I find myself surprised that more people weren’t, and aren’t, enthralled by this film. It feels similar in a way to George Cukor’s “Gaslight” (also starring Cotten in a vaguely similar role), only without the same level of suspense. The black and white cinematography by George J. Folsey looks stunning, the music by David Raksin is appropriately mysterious, and the direction from Fletcher Markle doesn’t interfere with the cast that was obviously the focal point anyway. So I asked myself, “What went wrong?”

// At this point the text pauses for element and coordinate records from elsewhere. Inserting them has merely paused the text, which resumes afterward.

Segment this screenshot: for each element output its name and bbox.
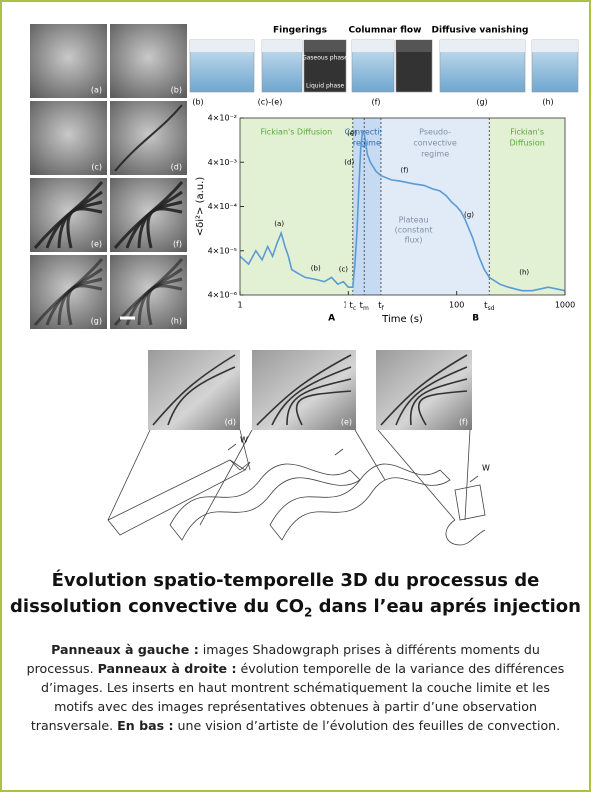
inset-label: (h) [542, 98, 553, 107]
title-text: dans l’eau aprés injection [312, 596, 581, 617]
phase-label: Liquid phase [306, 83, 344, 90]
point-label: (c) [339, 266, 349, 274]
group-label: A [328, 314, 335, 324]
inset-header: Columnar flow [349, 26, 422, 36]
point-label: (a) [274, 220, 284, 228]
x-tick-label: 1 [237, 301, 242, 310]
point-label: (d) [344, 158, 354, 166]
title: Évolution spatio-temporelle 3D du proces… [10, 568, 581, 626]
y-tick-label: 4×10⁻² [208, 114, 237, 123]
region-label: Diffusion [509, 139, 544, 148]
artist-sketch [108, 430, 485, 545]
region-label: Fickian's [510, 128, 544, 137]
inset-gas [352, 40, 394, 52]
plateau-label: Plateau [399, 215, 429, 224]
title-text: dissolution convective du CO [10, 596, 304, 617]
point-label: (e) [347, 129, 357, 137]
plateau-label: flux) [405, 235, 423, 244]
time-marker-sub: m [363, 305, 369, 312]
inset-header: Fingerings [273, 26, 327, 36]
inset-label: (g) [476, 98, 487, 107]
panel-label: (g) [91, 317, 102, 326]
time-marker-sub: c [353, 305, 356, 312]
y-axis-title: <δi²> (a.u.) [195, 177, 206, 237]
y-tick-label: 4×10⁻³ [208, 158, 237, 167]
inset-label: (c)-(e) [258, 98, 283, 107]
panel-label: (h) [171, 317, 182, 326]
inset-label: (b) [192, 98, 203, 107]
panel-label: (a) [91, 86, 102, 95]
artist-image [376, 350, 472, 430]
x-tick-label: 100 [449, 301, 464, 310]
page: (a) (b) (c) (d) (e) (f) (g) (h) Fingerings Column… [0, 0, 591, 792]
inset-gas [262, 40, 302, 52]
time-marker-sub: sd [488, 305, 495, 312]
x-axis-title: Time (s) [381, 314, 423, 325]
inset-gas [532, 40, 578, 52]
inset-label: (f) [371, 98, 380, 107]
point-label: (g) [464, 211, 474, 219]
region-label: Fickian's Diffusion [261, 128, 333, 137]
y-tick-label: 4×10⁻⁶ [208, 291, 237, 300]
caption-part: En bas : [117, 718, 173, 733]
caption-part: Panneaux à gauche : [51, 642, 199, 657]
panel-label: (d) [171, 163, 182, 172]
point-label: (f) [401, 167, 409, 175]
point-label: (b) [311, 264, 321, 272]
inset-gas [396, 40, 432, 52]
inset-header: Diffusive vanishing [432, 26, 529, 36]
y-tick-label: 4×10⁻⁵ [208, 246, 237, 255]
region [240, 118, 353, 295]
region-label: convective [413, 139, 457, 148]
plateau-label: (constant [395, 225, 433, 234]
title-line: dissolution convective du CO2 dans l’eau… [10, 594, 581, 626]
point-label: (h) [519, 268, 529, 276]
caption: Panneaux à gauche : images Shadowgraph p… [24, 640, 567, 735]
inset-gas [304, 40, 346, 52]
artist-label: (f) [459, 418, 468, 427]
panel-label: (b) [171, 86, 182, 95]
figure: (a) (b) (c) (d) (e) (f) (g) (h) Fingerings Column… [0, 0, 591, 560]
caption-part: une vision d’artiste de l’évolution des … [174, 718, 561, 733]
artist-label: (d) [225, 418, 236, 427]
title-line: Évolution spatio-temporelle 3D du proces… [10, 568, 581, 594]
width-label: W [240, 436, 248, 445]
artist-label: (e) [341, 418, 352, 427]
group-label: B [472, 314, 479, 324]
panel-label: (f) [173, 240, 182, 249]
inset-gas [440, 40, 525, 52]
caption-part: Panneaux à droite : [98, 661, 237, 676]
panel-label: (e) [91, 240, 102, 249]
y-tick-label: 4×10⁻⁴ [208, 202, 237, 211]
phase-label: Gaseous phase [302, 55, 348, 62]
region-label: regime [421, 150, 449, 159]
inset-gas [190, 40, 254, 52]
width-label: W [482, 464, 490, 473]
panel-label: (c) [91, 163, 102, 172]
x-tick-label: 1000 [555, 301, 575, 310]
region-label: Pseudo- [419, 128, 451, 137]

And then it hit me. “The Man with a Cloak” is a superbly crafted 1940’s drama, released in the 1950’s. It feels like a 40’s movie, it looks like a 40’s movie, and when it’s over you’ll feel like you watched a 40’s movie. The Man with a Cloak (1951)Now don’t get me wrong, this doesn’t need to be a bad thing. It’s just that “The Man with a Cloak” was released within the same few months as films like “Strangers on a Train” (1951), “A Place in the Sun” (1951) and “A Streetcar Named Desire” (1951). Those are 50’s films, thus clearly differentiating themselves in design and style from films such as this one.

So don’t label “The Man with a Cloak”, expecting something overly suspenseful, as audiences inevitably did in 1951. Enjoy the film as an example of complex characters portrayed by some highly talented actors, culminating into a film that has a little bit of everything to offer. Besides, who doesn’t love a good mystery every now and then?

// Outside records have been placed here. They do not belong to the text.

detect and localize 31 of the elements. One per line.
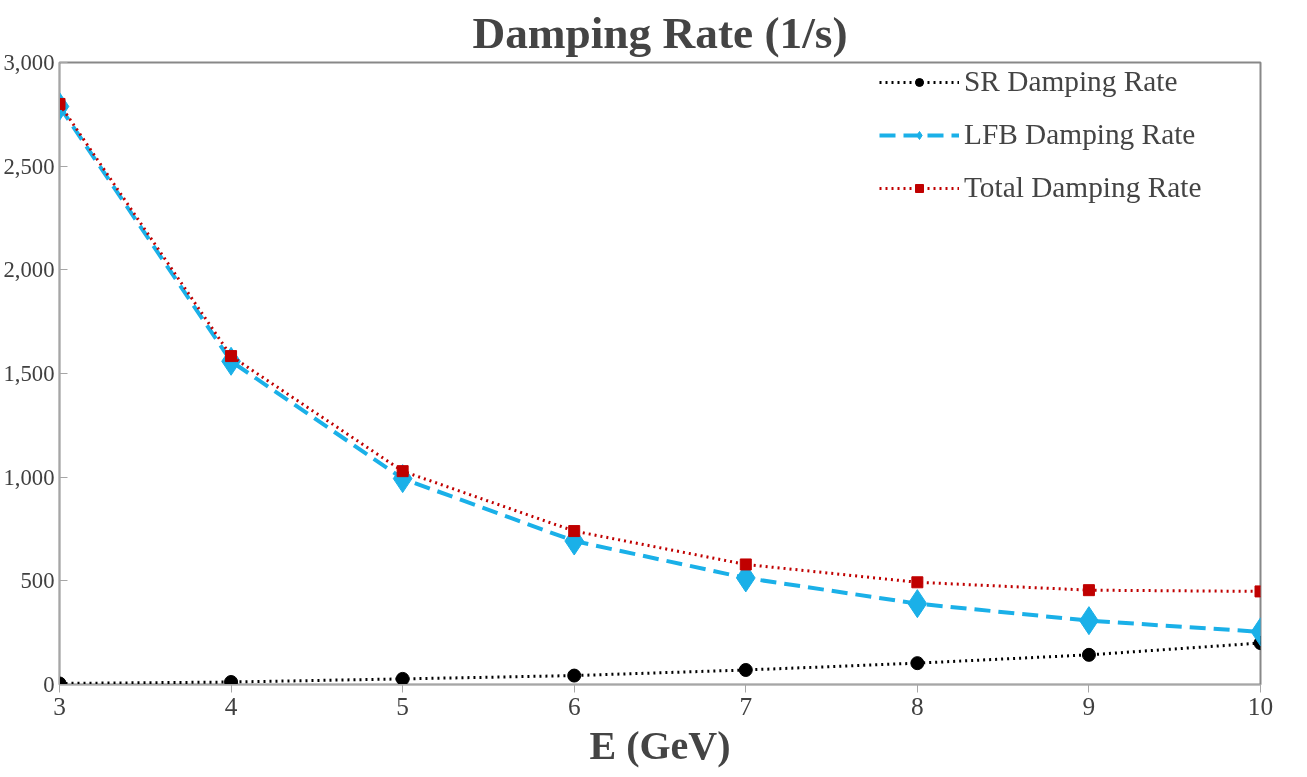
point	[395, 671, 410, 685]
x-tick-label: 4	[224, 691, 238, 720]
legend-label: Total Damping Rate	[964, 171, 1202, 204]
point	[567, 668, 582, 683]
y-tick-label: 500	[20, 568, 55, 594]
point	[1082, 584, 1095, 597]
point	[910, 656, 925, 671]
x-tick-label: 8	[911, 691, 924, 720]
y-tick-label: 1,000	[3, 464, 55, 490]
point	[911, 576, 924, 589]
x-tick-label: 10	[1247, 691, 1274, 720]
y-tick-label: 2,000	[3, 257, 55, 283]
point	[568, 525, 581, 538]
y-tick-label: 2,500	[3, 153, 55, 179]
x-tick-label: 6	[567, 691, 581, 720]
y-tick-label: 3,000	[3, 50, 55, 75]
x-tick-label: 3	[53, 691, 66, 720]
point	[396, 465, 409, 478]
x-axis-title: E (GeV)	[589, 722, 731, 768]
point	[738, 663, 753, 677]
legend-label: SR Damping Rate	[964, 65, 1178, 98]
x-tick-label: 9	[1082, 691, 1096, 720]
point	[739, 558, 752, 571]
point	[907, 589, 928, 619]
legend-label: LFB Damping Rate	[964, 118, 1196, 151]
point	[1081, 647, 1096, 662]
chart-title: Damping Rate (1/s)	[472, 7, 848, 58]
x-tick-label: 5	[396, 691, 409, 720]
y-tick-label: 1,500	[3, 361, 55, 386]
x-tick-label: 7	[739, 691, 753, 720]
y-tick-label: 0	[43, 672, 55, 697]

0 thoughts on “The Man with a Cloak (1951)- Fletcher Markle

  1. Colin says:

    I’ve never seen this film but I’ve always been intrigued by it. I’m a big fan of John Dickson Carr and this is an adaptation of one of his short stories: The Gentleman from Paris. If you like old-fashioned and devilishly tricky mysteries which are dripping in atmosphere then it’s worth checking out his work.


  2. Danny says:

    I caught this on TCM a few years back and really enjoyed it. There’s an easy charm to it, definitely. I do think my favorite part is just how easy it is to guess Dupin’s real identity, and the ridiculous lengths the film goes to try and hide it, but the movie’s fun besides that as well.


    • Paul says:

      I didn’t even mention the whole “name” mystery because it is such a joke. I don’t think they could have been more obvious. Luckily all of that smokescreen doesn’t take away from the actual movie.


  3. R.A. Kerr says:

    This sounds great, especially with that cast. If I have the chance to see it, I’ll remember what you said about it feeling like a 1940s movie. (I always have to know what year a movie was made before I watch it. It drives my poor husband crazy…)


    • Paul says:

      I understand, because it sets the tone of the film. Knowing what year a film is released can prepare you for what you are about to see, and what movies had already done.